Synthetic studies towards complex diterpenoids-171: synthesis and oxidative cleavage of (+)-19,20-cycloabieta-19-oxo-8,11,13-triene

Oxidative cleavage of the enolates of (+)-19,20-cycloabieta-19-oxo-8,11, 13-triene (1a) and the related tetracyclic ketone (1b) with molecular oxygen leads to (+)-abieta-8,11,13-triene-19,20-dioic acid (20a) and the dicarboxylic acid (20b) respectively.
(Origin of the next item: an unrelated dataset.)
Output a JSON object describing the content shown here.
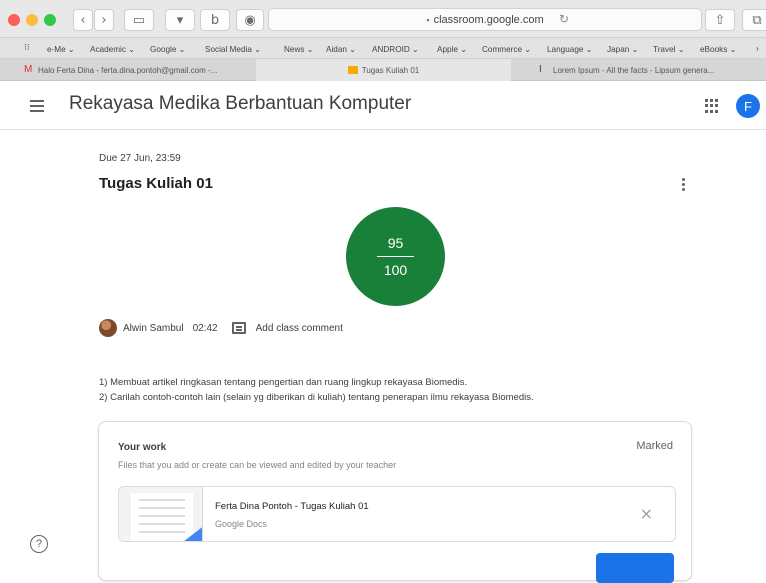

The synthesis of the tetracyclic ketone (1a) has been realized by two different methods through Ni(acac)₂ catalyzed intramolecular carbon-hydrogen insertion of the α-diazomethyl ketone (13), prepared from (+)-20-nor-4-epidehydroabietic acid (7) via lactone 6 and the stereo-specific rearrangement of the cyclobutanone (16), obtained from the easily accessible unsaturated acid (4) via the unsaturated cyclobutenone (15). Lithium-ammonia reduction of 4 gave (+)-20-nor-dehydroabietic acid (11) exclusively, whereas catalytic hydrogenation of 4 over Pd-C (10%) resulted in the A/B-ring cis-acid (9) as the major product, which was obtained exclusively from the lactone 6 by hydrogenolysis under the same condition.